Вскоре нам с Иваном надоело лягаться под столом, и мы навалились на яства, которые беспрерывно заказывал ветврач. Не пропадать же им, в самом деле!

— Я ваш благодетель! — кричал Вацлав, тараща на нас слипающиеся глаза. — Я хозяин города, если хотите знать Скоро в моей организации будет сто человек! Двести! Пятьсот! Захочу — каждый день буду по сто граммов пить и яичницей закусывать!

Из ресторана мы шли пешком, так как даже на трамвай у нас не было денег. «Хозяин города» норовил уснуть на каждой встречной скамейке.

Ждать, пока Вацлав опять достанет денег, не имело смысла, тем более что все равно это событие пришлось бы отмечать в ресторане. Я решил временно устроиться куда-нибудь, чтобы заработать на билет. Ветврач выслушал меня восторженно.

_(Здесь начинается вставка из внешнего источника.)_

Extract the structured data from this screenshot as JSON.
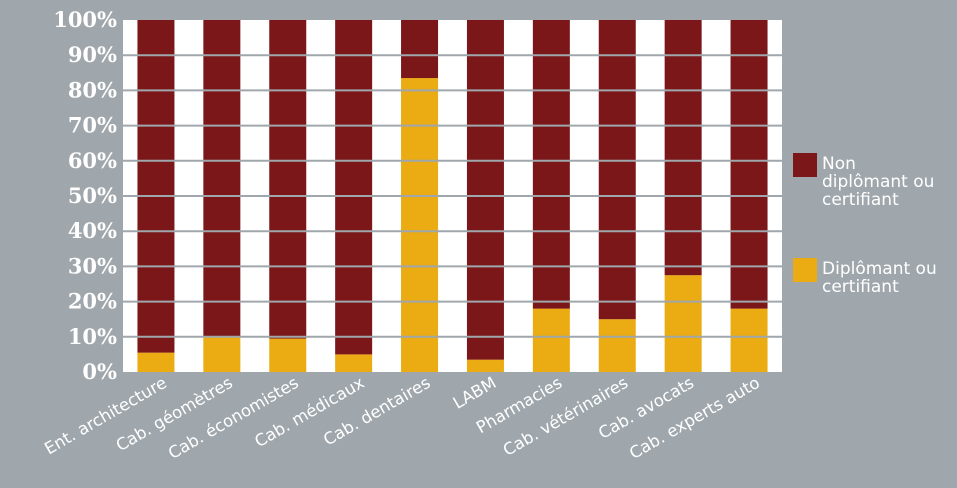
{
  "chart_data": {
    "type": "bar",
    "stacked": true,
    "percent": true,
    "categories": [
      "Ent. architecture",
      "Cab. géomètres",
      "Cab. économistes",
      "Cab. médicaux",
      "Cab. dentaires",
      "LABM",
      "Pharmacies",
      "Cab. vétérinaires",
      "Cab. avocats",
      "Cab. experts auto"
    ],
    "series": [
      {
        "name": "Diplômant ou certifiant",
        "color": "#ebab12",
        "values": [
          5.5,
          10,
          9.5,
          5,
          83.5,
          3.5,
          18,
          15,
          27.5,
          18
        ]
      },
      {
        "name": "Non diplômant ou certifiant",
        "color": "#7b1719",
        "values": [
          94.5,
          90,
          90.5,
          95,
          16.5,
          96.5,
          82,
          85,
          72.5,
          82
        ]
      }
    ],
    "ylim": [
      0,
      100
    ],
    "yticks": [
      "0%",
      "10%",
      "20%",
      "30%",
      "40%",
      "50%",
      "60%",
      "70%",
      "80%",
      "90%",
      "100%"
    ],
    "legend": {
      "position": "right",
      "entries": [
        {
          "series": "Non diplômant ou certifiant",
          "lines": [
            "Non",
            "diplômant ou",
            "certifiant"
          ]
        },
        {
          "series": "Diplômant ou certifiant",
          "lines": [
            "Diplômant ou",
            "certifiant"
          ]
        }
      ]
    },
    "grid": true,
    "colors": {
      "background": "#a0a7ac",
      "plot_bg": "#ffffff",
      "gridline": "#a0a7ac"
    }
  }
}
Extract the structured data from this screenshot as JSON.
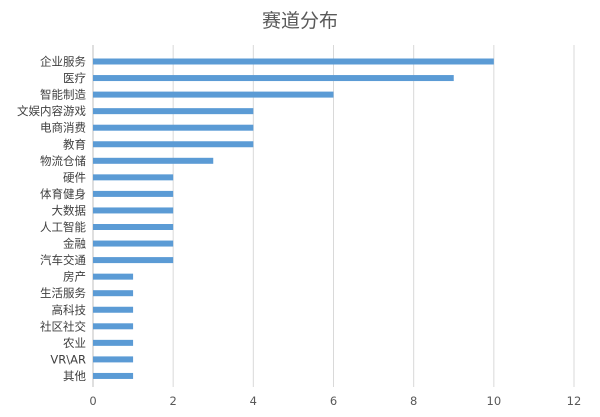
{
  "chart_data": {
    "type": "bar",
    "orientation": "horizontal",
    "title": "赛道分布",
    "xlabel": "",
    "ylabel": "",
    "categories": [
      "企业服务",
      "医疗",
      "智能制造",
      "文娱内容游戏",
      "电商消费",
      "教育",
      "物流仓储",
      "硬件",
      "体育健身",
      "大数据",
      "人工智能",
      "金融",
      "汽车交通",
      "房产",
      "生活服务",
      "高科技",
      "社区社交",
      "农业",
      "VR\\AR",
      "其他"
    ],
    "values": [
      10,
      9,
      6,
      4,
      4,
      4,
      3,
      2,
      2,
      2,
      2,
      2,
      2,
      1,
      1,
      1,
      1,
      1,
      1,
      1
    ],
    "xlim": [
      0,
      12
    ],
    "xticks": [
      0,
      2,
      4,
      6,
      8,
      10,
      12
    ],
    "grid": "vertical",
    "legend": "none",
    "bar_color": "#5b9bd5"
  }
}
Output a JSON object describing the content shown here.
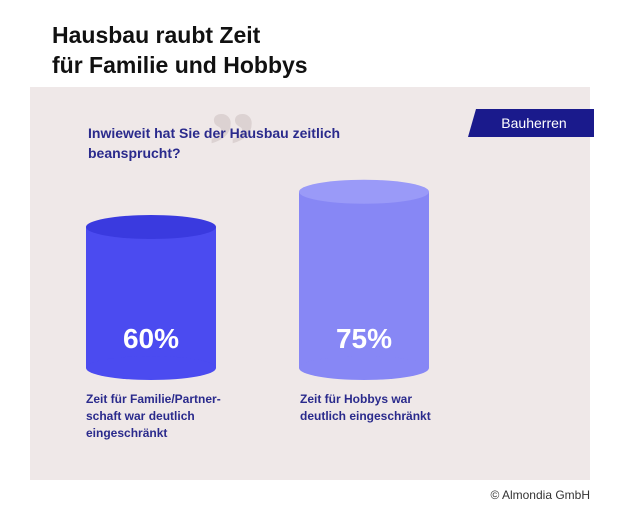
{
  "header": {
    "title_line1": "Hausbau raubt Zeit",
    "title_line2": "für Familie und Hobbys"
  },
  "question": {
    "line1": "Inwieweit hat Sie der Hausbau zeitlich",
    "line2": "beansprucht?"
  },
  "badge": "Bauherren",
  "copyright": "© Almondia GmbH",
  "colors": {
    "bar1": "#4b4bf0",
    "bar2": "#8787f5",
    "panel": "#efe8e8",
    "badge": "#1a1a8c"
  },
  "chart_data": {
    "type": "bar",
    "categories": [
      "Zeit für Familie/Partnerschaft war deutlich eingeschränkt",
      "Zeit für Hobbys war deutlich eingeschränkt"
    ],
    "values": [
      60,
      75
    ],
    "value_labels": [
      "60%",
      "75%"
    ],
    "category_labels": [
      [
        "Zeit für Familie/Partner-",
        "schaft war deutlich",
        "eingeschränkt"
      ],
      [
        "Zeit für Hobbys war",
        "deutlich eingeschränkt"
      ]
    ],
    "unit": "%",
    "ylim": [
      0,
      100
    ],
    "grid": false,
    "legend": "none"
  }
}
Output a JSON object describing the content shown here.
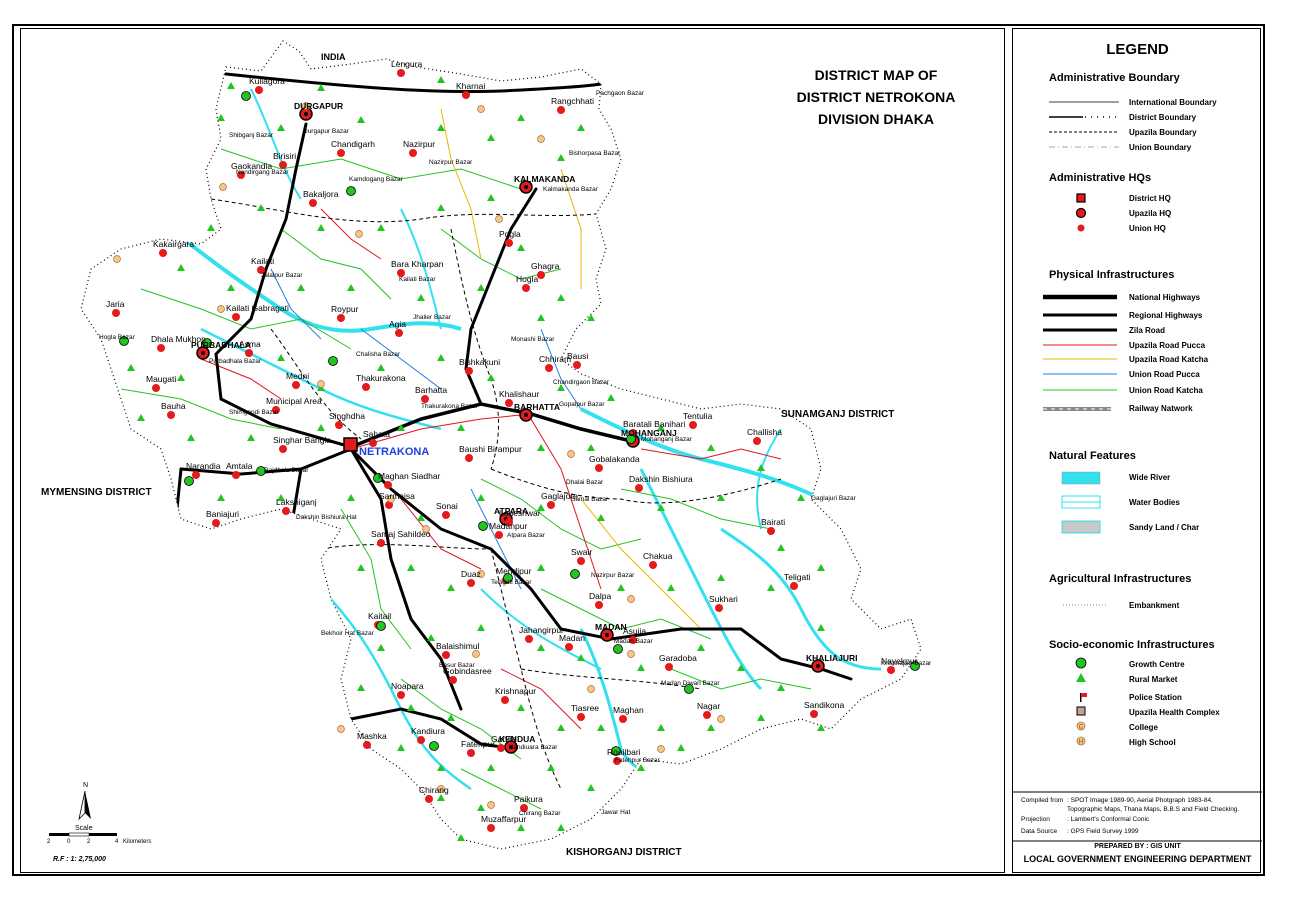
{
  "title": {
    "line1": "DISTRICT MAP OF",
    "line2": "DISTRICT NETROKONA",
    "line3": "DIVISION DHAKA"
  },
  "neighbors": {
    "north": "INDIA",
    "east": "SUNAMGANJ DISTRICT",
    "west": "MYMENSING DISTRICT",
    "south": "KISHORGANJ DISTRICT"
  },
  "district_hq": "NETRAKONA",
  "upazila_hqs": [
    "DURGAPUR",
    "KALMAKANDA",
    "PURBADHALA",
    "BARHATTA",
    "MOHANGANJ",
    "ATPARA",
    "MADAN",
    "KHALIAJURI",
    "KENDUA"
  ],
  "unions": [
    "Kullagora",
    "Lengura",
    "Kharnai",
    "Rangchhati",
    "Chandigarh",
    "Nazirpur",
    "Birisiri",
    "Gaokandia",
    "Bakaljora",
    "Pogla",
    "Ghagra",
    "Kakairgara",
    "Kailati",
    "Bara Kharpan",
    "Hogla",
    "Jaria",
    "Kailati Gabragati",
    "Roypur",
    "Agia",
    "Dhala Mukhon",
    "Asma",
    "Chhiram",
    "Bausi",
    "Bishkakuni",
    "Maugati",
    "Medni",
    "Thakurakona",
    "Barhatta",
    "Khalishaur",
    "Bauha",
    "Municipal Area",
    "Singhdha",
    "Baratali Banihari",
    "Tentulia",
    "Challisha",
    "Singhar Bangla",
    "Sahata",
    "Baushi Birampur",
    "Gobalakanda",
    "Narandia",
    "Amtala",
    "Maghan Siadhar",
    "Dakshin Bishiura",
    "Lakshiganj",
    "Sarmaisa",
    "Sonai",
    "Loneshwar",
    "Gaglajore",
    "Bairati",
    "Baniajuri",
    "Madanpur",
    "Samaj Sahildeo",
    "Swair",
    "Chakua",
    "Teligati",
    "Duaz",
    "Mendipur",
    "Sukhari",
    "Dalpa",
    "Kaitail",
    "Jahangirpur",
    "Madan",
    "Asujia",
    "Balaishimul",
    "Gobindasree",
    "Garadoba",
    "Noapara",
    "Krishnapur",
    "Nayekpur",
    "Tiasree",
    "Maghan",
    "Nagar",
    "Sandikona",
    "Kandiura",
    "Ganda",
    "Mashka",
    "Fatehpur",
    "Roailbari",
    "Chirang",
    "Paikura",
    "Muzaffarpur"
  ],
  "bazars": [
    "Pachgaon Bazar",
    "Shibganj Bazar",
    "Durgapur Bazar",
    "Nazirpur Bazar",
    "Bishorpasa Bazar",
    "Kamdogang Bazar",
    "Kalmakanda Bazar",
    "Nandirgang Bazar",
    "Jalalpur Bazar",
    "Kailati Bazar",
    "Hogla Bazar",
    "Jhalier Bazar",
    "Monashi Bazar",
    "Purbadhala Bazar",
    "Chalisha Bazar",
    "Chandirgaon Bazar",
    "Gopalpur Bazar",
    "Shimgandi Bazar",
    "Thakurakona Bazar",
    "Mohanganj Bazar",
    "Rajdhala Bazar",
    "Samai Bazar",
    "Dhalai Bazar",
    "Dakshin Bishiura Hat",
    "Atpara Bazar",
    "Nazirpur Bazar",
    "Telligati Bazar",
    "Bekhoir Hat Bazar",
    "Madan Bazar",
    "Basur Bazar",
    "Madan Diwan Bazar",
    "Kandiuara Bazar",
    "Fatehpur Bazar",
    "Jawar Hat",
    "Chirang Bazar",
    "Krishnapur Bazar",
    "Gaglajuri Bazar"
  ],
  "scale": {
    "north_label": "N",
    "scale_label": "Scale",
    "ticks": [
      "2",
      "0",
      "2",
      "4"
    ],
    "unit": "Kilometers",
    "rf": "R.F : 1: 2,75,000"
  },
  "legend": {
    "title": "LEGEND",
    "sections": {
      "admin_boundary": "Administrative Boundary",
      "admin_hqs": "Administrative HQs",
      "physical": "Physical Infrastructures",
      "natural": "Natural Features",
      "agri": "Agricultural Infrastructures",
      "socio": "Socio-economic Infrastructures"
    },
    "items": {
      "international": "International Boundary",
      "district": "District Boundary",
      "upazila_b": "Upazila Boundary",
      "union_b": "Union Boundary",
      "district_hq": "District HQ",
      "upazila_hq": "Upazila HQ",
      "union_hq": "Union HQ",
      "national": "National Highways",
      "regional": "Regional  Highways",
      "zila": "Zila Road",
      "upz_pucca": "Upazila Road Pucca",
      "upz_katcha": "Upazila Road Katcha",
      "union_pucca": "Union Road Pucca",
      "union_katcha": "Union Road Katcha",
      "railway": "Railway Natwork",
      "wide_river": "Wide River",
      "water_bodies": "Water Bodies",
      "sandy": "Sandy Land / Char",
      "embankment": "Embankment",
      "growth": "Growth Centre",
      "rural": "Rural Market",
      "police": "Police Station",
      "uhc": "Upazila Health Complex",
      "college": "College",
      "high_school": "High  School"
    }
  },
  "footer": {
    "compiled_label": "Compiled from",
    "compiled_value": ": SPOT Image 1989-90, Aerial Photgraph 1983-84,",
    "compiled_value2": "Topographic Maps, Thana Maps, B.B.S and Field Checking.",
    "projection_label": "Projection",
    "projection_value": ": Lambert's Conformal Conic",
    "source_label": "Data Source",
    "source_value": ": GPS Field Survey 1999",
    "prepared": "PREPARED BY : GIS UNIT",
    "org": "LOCAL GOVERNMENT ENGINEERING DEPARTMENT"
  },
  "colors": {
    "river": "#33e0f0",
    "union_katcha": "#22c422",
    "upazila_pucca": "#e0141e",
    "upazila_katcha": "#e6b800",
    "union_pucca": "#1f7fe6",
    "hq": "#e41a1c"
  }
}
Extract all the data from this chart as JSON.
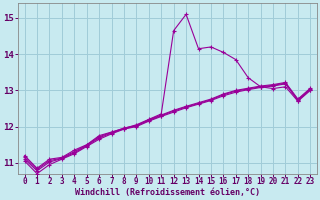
{
  "background_color": "#c8eaf0",
  "line_color": "#990099",
  "grid_color": "#a0ccd8",
  "xlabel": "Windchill (Refroidissement éolien,°C)",
  "xlabel_color": "#660066",
  "tick_color": "#660066",
  "ylim": [
    10.7,
    15.4
  ],
  "xlim": [
    -0.5,
    23.5
  ],
  "yticks": [
    11,
    12,
    13,
    14,
    15
  ],
  "xticks": [
    0,
    1,
    2,
    3,
    4,
    5,
    6,
    7,
    8,
    9,
    10,
    11,
    12,
    13,
    14,
    15,
    16,
    17,
    18,
    19,
    20,
    21,
    22,
    23
  ],
  "line1_x": [
    0,
    1,
    2,
    3,
    4,
    5,
    6,
    7,
    8,
    9,
    10,
    11,
    12,
    13,
    14,
    15,
    16,
    17,
    18,
    19,
    20,
    21,
    22,
    23
  ],
  "line1_y": [
    11.2,
    10.85,
    11.1,
    11.15,
    11.35,
    11.5,
    11.75,
    11.85,
    11.95,
    12.05,
    12.2,
    12.35,
    14.65,
    15.1,
    14.15,
    14.2,
    14.05,
    13.85,
    13.35,
    13.1,
    13.05,
    13.1,
    12.7,
    13.0
  ],
  "line2_x": [
    0,
    1,
    2,
    3,
    4,
    5,
    6,
    7,
    8,
    9,
    10,
    11,
    12,
    13,
    14,
    15,
    16,
    17,
    18,
    19,
    20,
    21,
    22,
    23
  ],
  "line2_y": [
    11.05,
    10.7,
    10.95,
    11.1,
    11.25,
    11.45,
    11.65,
    11.8,
    11.93,
    12.0,
    12.15,
    12.28,
    12.4,
    12.52,
    12.62,
    12.72,
    12.85,
    12.95,
    13.02,
    13.08,
    13.12,
    13.18,
    12.72,
    13.02
  ],
  "line3_x": [
    0,
    1,
    2,
    3,
    4,
    5,
    6,
    7,
    8,
    9,
    10,
    11,
    12,
    13,
    14,
    15,
    16,
    17,
    18,
    19,
    20,
    21,
    22,
    23
  ],
  "line3_y": [
    11.1,
    10.78,
    11.02,
    11.12,
    11.28,
    11.47,
    11.69,
    11.82,
    11.94,
    12.02,
    12.17,
    12.3,
    12.43,
    12.54,
    12.64,
    12.74,
    12.88,
    12.98,
    13.04,
    13.1,
    13.14,
    13.2,
    12.74,
    13.04
  ],
  "line4_x": [
    0,
    1,
    2,
    3,
    4,
    5,
    6,
    7,
    8,
    9,
    10,
    11,
    12,
    13,
    14,
    15,
    16,
    17,
    18,
    19,
    20,
    21,
    22,
    23
  ],
  "line4_y": [
    11.15,
    10.82,
    11.06,
    11.13,
    11.31,
    11.49,
    11.72,
    11.84,
    11.96,
    12.03,
    12.19,
    12.32,
    12.45,
    12.56,
    12.66,
    12.76,
    12.9,
    13.0,
    13.06,
    13.12,
    13.16,
    13.22,
    12.76,
    13.06
  ]
}
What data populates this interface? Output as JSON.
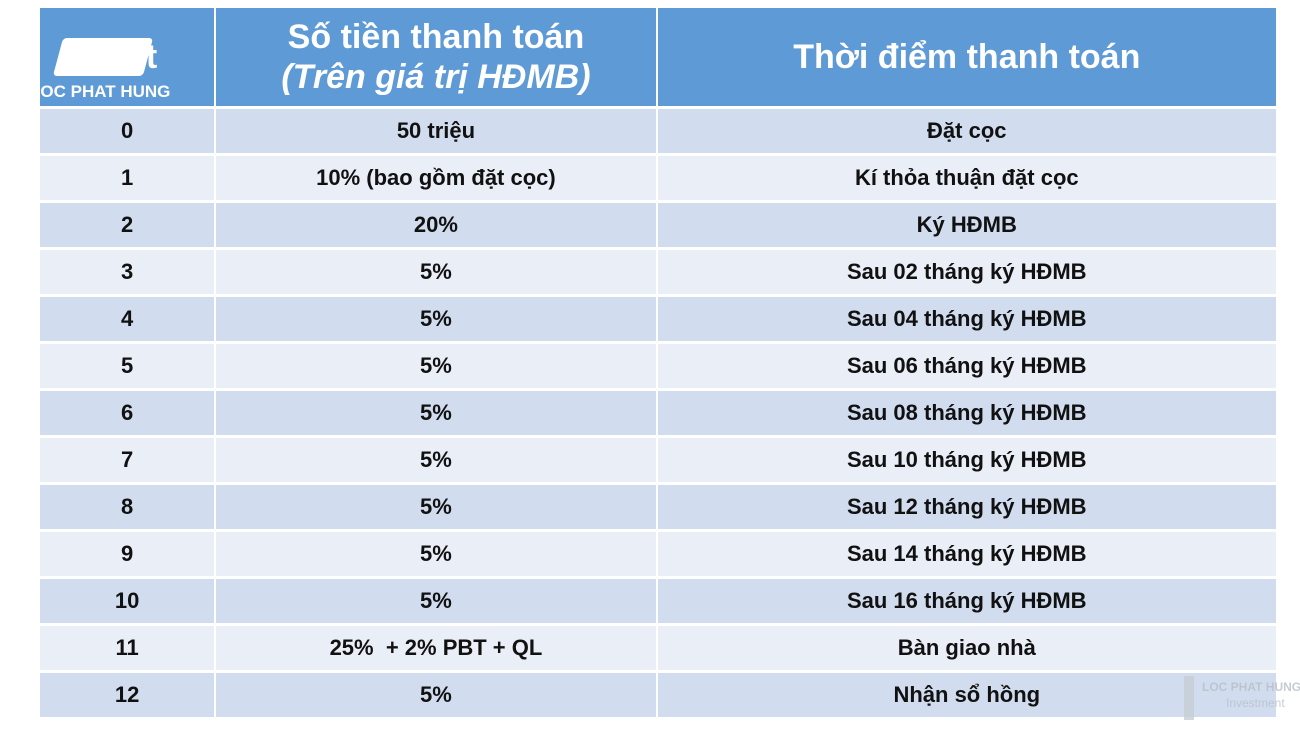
{
  "logo": {
    "text": "LOC PHAT HUNG"
  },
  "watermark": {
    "brand": "LOC PHAT HUNG",
    "sub": "Investment"
  },
  "table": {
    "header": {
      "col0": "Đợt",
      "col1_line1": "Số tiền thanh toán",
      "col1_line2": "(Trên giá trị HĐMB)",
      "col2": "Thời điểm thanh toán"
    },
    "rows": [
      [
        0,
        "50 triệu",
        "Đặt cọc"
      ],
      [
        1,
        "10% (bao gồm đặt cọc)",
        "Kí thỏa thuận đặt cọc"
      ],
      [
        2,
        "20%",
        "Ký HĐMB"
      ],
      [
        3,
        "5%",
        "Sau 02 tháng ký HĐMB"
      ],
      [
        4,
        "5%",
        "Sau 04 tháng ký HĐMB"
      ],
      [
        5,
        "5%",
        "Sau 06 tháng ký HĐMB"
      ],
      [
        6,
        "5%",
        "Sau 08 tháng ký HĐMB"
      ],
      [
        7,
        "5%",
        "Sau 10 tháng ký HĐMB"
      ],
      [
        8,
        "5%",
        "Sau 12 tháng ký HĐMB"
      ],
      [
        9,
        "5%",
        "Sau 14 tháng ký HĐMB"
      ],
      [
        10,
        "5%",
        "Sau 16 tháng ký HĐMB"
      ],
      [
        11,
        "25%  + 2% PBT + QL",
        "Bàn giao nhà"
      ],
      [
        12,
        "5%",
        "Nhận sổ hồng"
      ]
    ]
  }
}
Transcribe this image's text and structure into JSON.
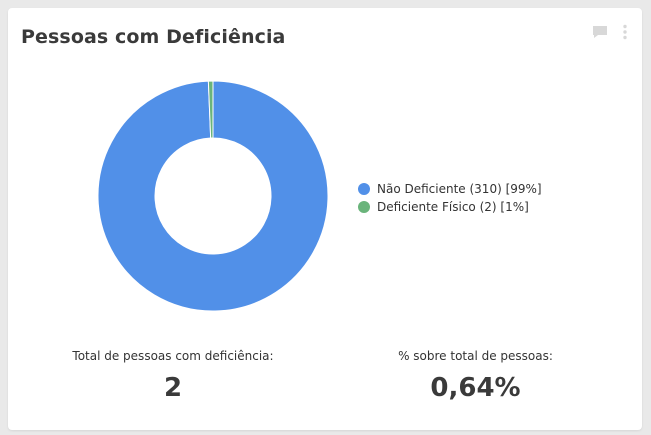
{
  "card": {
    "title": "Pessoas com Deficiência"
  },
  "toolbar": {
    "icons": [
      "comment-icon",
      "more-vertical-icon"
    ],
    "icon_color": "#d8d8d8"
  },
  "legend": {
    "items": [
      {
        "label": "Não Deficiente (310) [99%]",
        "color": "#5190e8"
      },
      {
        "label": "Deficiente Físico (2) [1%]",
        "color": "#6ab47b"
      }
    ]
  },
  "chart_data": {
    "type": "pie",
    "categories": [
      "Não Deficiente",
      "Deficiente Físico"
    ],
    "values": [
      310,
      2
    ],
    "percent_labels": [
      "99%",
      "1%"
    ],
    "colors": [
      "#5190e8",
      "#6ab47b"
    ],
    "donut": true,
    "legend_position": "right"
  },
  "stats": {
    "total_label": "Total de pessoas com deficiência:",
    "total_value": "2",
    "percent_label": "% sobre total de pessoas:",
    "percent_value": "0,64%"
  }
}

— Правильное решение, — хлопнул он меня по плечу. — Будем трудиться вместе. Мы тебя тут уст роим так, что никто никогда не докопается. Хочешь к нам в канализацию?

Я замялся. Кобзиков обиделся.

— В нашем обществе любой труд не позорен. Не место красит человека, а человек — место. Граждане СССР имеют право на любой труд. Не имей сто рублей, а имей сто друзей. Работа не волк — в лес не убежит. Впрочем, это уже не туда.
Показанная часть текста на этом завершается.